Data distribution changes, training-serving skew, data quality problems, shifts in environments, and consumer behavior changes can all cause a model to become stale. When a model becomes stale, its performance can degrade to the point that it fails to add business value or starts to cause serious compliance problems in highly regulated environments.
Azure Machine Learning provides the following capabilities for continuous model monitoring:
- Built-in monitoring signals for tabular data. Examples include data drift, prediction drift, data quality, feature attribution drift, and model performance.
- Out-of-the-box model monitoring for online endpoints. If you deploy your model to production in an online endpoint, Azure Machine Learning collects production inference data automatically. Azure Machine Learning uses this data for continuous monitoring.
- Multiple monitoring signals in one monitoring setup. For each monitoring signal, you can select your preferred metrics and alert threshold.
- Choice of reference data for comparison.

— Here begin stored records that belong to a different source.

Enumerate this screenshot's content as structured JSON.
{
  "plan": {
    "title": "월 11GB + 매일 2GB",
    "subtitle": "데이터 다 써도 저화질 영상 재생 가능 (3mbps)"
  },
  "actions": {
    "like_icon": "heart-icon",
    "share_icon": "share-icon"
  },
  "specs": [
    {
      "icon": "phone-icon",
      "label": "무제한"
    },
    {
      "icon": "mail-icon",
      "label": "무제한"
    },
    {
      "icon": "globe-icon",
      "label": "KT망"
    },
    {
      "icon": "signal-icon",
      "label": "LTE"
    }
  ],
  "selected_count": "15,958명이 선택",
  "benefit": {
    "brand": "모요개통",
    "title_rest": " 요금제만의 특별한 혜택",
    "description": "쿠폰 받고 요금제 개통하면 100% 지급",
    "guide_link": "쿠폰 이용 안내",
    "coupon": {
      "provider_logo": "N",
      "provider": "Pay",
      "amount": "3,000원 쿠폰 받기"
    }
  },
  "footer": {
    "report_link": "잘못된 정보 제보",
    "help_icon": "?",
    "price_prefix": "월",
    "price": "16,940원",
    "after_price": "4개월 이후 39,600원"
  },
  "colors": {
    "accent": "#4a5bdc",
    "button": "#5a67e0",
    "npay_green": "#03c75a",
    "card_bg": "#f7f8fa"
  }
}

For monitoring signals, you can set reference data by using training data or recent production data.
- Top N features for data drift or data quality monitoring. If you use training data as the reference data, you can define data drift or data quality signals layered over feature importance.
- Ability to define custom monitoring signals. If the built-in monitoring signals aren't suitable for your business scenario, you can define your own monitoring signal with a custom component.

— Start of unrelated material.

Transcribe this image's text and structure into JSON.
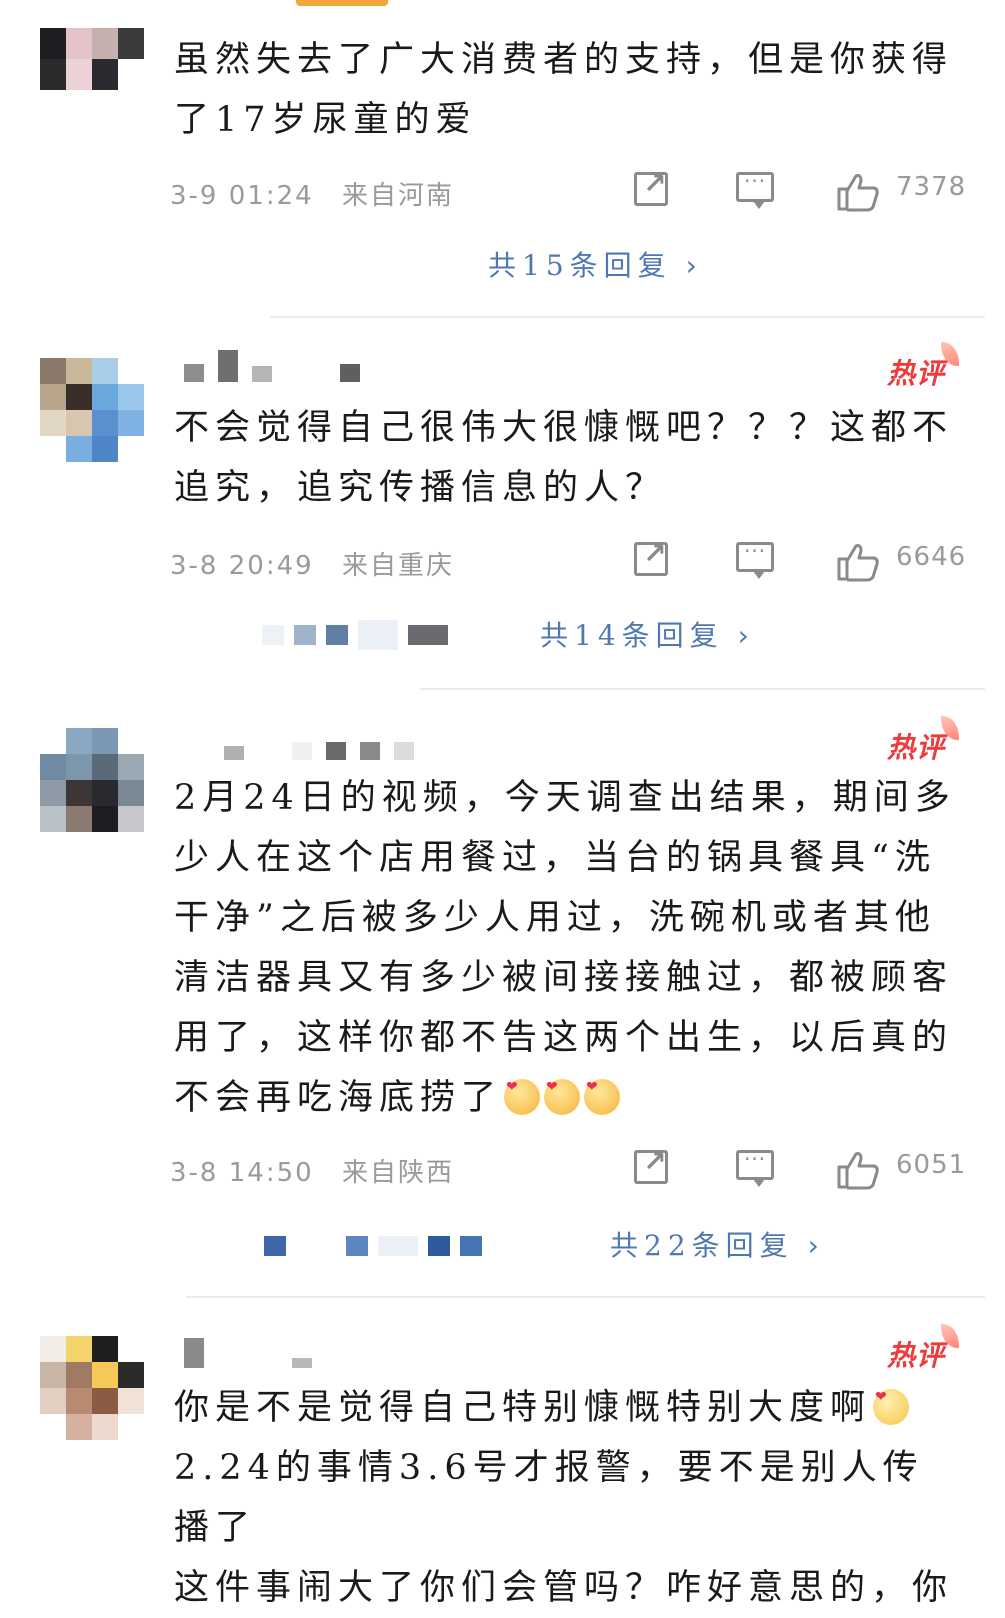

- Flexibility to use production inference data from any source. If you deploy models outside Azure Machine Learning or you deploy models to batch endpoints, you can still collect production inference data yourself to use in Azure Machine Learning model monitoring.
Each machine learning model and its use cases are unique. Therefore, model monitoring is unique for each situation. Here are best practices for model monitoring:
- Start model monitoring immediately after you deploy a model to production.

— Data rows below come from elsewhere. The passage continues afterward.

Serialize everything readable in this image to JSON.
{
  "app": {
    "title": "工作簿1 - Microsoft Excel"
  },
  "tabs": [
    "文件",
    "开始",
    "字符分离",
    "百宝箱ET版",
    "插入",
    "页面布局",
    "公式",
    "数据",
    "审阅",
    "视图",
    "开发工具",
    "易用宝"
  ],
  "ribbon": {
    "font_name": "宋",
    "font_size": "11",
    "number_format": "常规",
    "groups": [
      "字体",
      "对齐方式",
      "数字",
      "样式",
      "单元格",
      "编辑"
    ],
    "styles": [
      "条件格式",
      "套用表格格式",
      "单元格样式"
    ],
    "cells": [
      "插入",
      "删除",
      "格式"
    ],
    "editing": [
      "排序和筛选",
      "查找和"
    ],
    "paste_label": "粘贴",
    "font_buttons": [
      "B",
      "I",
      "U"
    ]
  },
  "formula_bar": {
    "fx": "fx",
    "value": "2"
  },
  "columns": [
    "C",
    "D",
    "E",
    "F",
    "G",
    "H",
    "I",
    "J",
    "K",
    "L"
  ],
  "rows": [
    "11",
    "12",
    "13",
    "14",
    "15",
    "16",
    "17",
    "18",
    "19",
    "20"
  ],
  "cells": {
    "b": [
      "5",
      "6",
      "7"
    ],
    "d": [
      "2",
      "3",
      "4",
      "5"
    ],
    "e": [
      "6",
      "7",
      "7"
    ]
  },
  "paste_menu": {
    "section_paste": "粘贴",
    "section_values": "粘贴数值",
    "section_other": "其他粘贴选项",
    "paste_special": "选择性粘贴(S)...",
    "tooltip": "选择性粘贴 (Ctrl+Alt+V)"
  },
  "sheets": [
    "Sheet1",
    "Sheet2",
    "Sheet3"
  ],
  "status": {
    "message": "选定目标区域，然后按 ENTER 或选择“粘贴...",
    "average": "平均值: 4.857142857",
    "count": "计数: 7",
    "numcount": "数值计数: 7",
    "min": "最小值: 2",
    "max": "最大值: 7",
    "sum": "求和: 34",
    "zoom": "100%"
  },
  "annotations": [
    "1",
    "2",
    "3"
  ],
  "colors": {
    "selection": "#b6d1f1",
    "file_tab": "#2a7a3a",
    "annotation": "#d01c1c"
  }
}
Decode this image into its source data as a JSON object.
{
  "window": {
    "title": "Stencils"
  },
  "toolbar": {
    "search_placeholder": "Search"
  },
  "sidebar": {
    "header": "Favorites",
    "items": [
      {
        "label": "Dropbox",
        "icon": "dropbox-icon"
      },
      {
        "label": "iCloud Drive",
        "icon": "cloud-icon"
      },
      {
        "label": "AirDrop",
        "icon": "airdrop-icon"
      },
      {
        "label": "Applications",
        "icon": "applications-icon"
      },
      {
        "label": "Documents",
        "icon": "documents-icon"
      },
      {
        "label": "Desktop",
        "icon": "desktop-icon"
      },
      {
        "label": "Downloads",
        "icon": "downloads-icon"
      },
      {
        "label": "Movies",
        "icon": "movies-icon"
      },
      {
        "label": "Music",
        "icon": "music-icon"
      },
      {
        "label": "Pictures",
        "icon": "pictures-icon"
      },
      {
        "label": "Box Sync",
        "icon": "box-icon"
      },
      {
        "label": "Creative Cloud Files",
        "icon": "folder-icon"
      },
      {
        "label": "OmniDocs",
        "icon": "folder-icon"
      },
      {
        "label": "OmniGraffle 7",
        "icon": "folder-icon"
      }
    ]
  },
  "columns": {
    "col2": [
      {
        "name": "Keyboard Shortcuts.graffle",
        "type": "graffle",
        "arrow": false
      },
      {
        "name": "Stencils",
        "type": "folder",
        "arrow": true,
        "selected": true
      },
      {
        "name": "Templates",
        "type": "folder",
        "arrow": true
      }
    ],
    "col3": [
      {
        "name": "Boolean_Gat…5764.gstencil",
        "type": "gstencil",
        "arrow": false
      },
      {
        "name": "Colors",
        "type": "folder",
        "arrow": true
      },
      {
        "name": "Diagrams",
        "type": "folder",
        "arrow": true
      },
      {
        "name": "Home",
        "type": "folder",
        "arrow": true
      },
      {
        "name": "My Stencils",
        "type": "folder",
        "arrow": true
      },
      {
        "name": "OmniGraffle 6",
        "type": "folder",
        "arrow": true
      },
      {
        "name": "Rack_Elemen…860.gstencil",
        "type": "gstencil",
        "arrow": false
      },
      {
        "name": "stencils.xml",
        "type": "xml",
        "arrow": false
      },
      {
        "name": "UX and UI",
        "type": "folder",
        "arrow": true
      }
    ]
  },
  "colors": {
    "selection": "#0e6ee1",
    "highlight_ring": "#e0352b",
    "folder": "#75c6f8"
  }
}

- Work with data scientists who are familiar with the model to set up monitoring. Data scientists who have insight into the model and its use cases can recommend monitoring signals and metrics. They can set the right alert thresholds for each metric to avoid alert fatigue.
- Include multiple monitoring signals in your setup. With multiple monitoring signals, you get both broad and granular monitoring views. For example, you can combine signals for data drift and feature attribution drift to get early warnings about model performance problems.
- Use appropriate reference data as the comparison baseline. For reference data used as the comparison baseline, you can use recent production data or historical data, such as training or validation data. For more meaningful comparisons, use training data as the comparison baseline for data drift and data quality. Use validation data as the comparison baseline for prediction drift.
- Specify monitoring frequency based on production data growth over time. For example, if your production model has heavy daily traffic and the daily data accumulation is sufficient, set the monitoring frequency to daily. Otherwise, consider a weekly or monthly monitoring frequency based on the growth of your production data over time.
- Monitor top N features or a feature subset. If you use training data as the comparison baseline, you can easily configure data drift monitoring or data quality monitoring for the top N important features. For models that have a large number of features, consider monitoring a subset of those features to reduce computation cost and monitoring noise.
- Use the model performance signal when you have access to ground truth data. If you have access to ground truth data (also called actuals) based on your machine learning application, use the model performance signal to compare the ground truth data to model output. This comparison provides an objective view of model performance in production.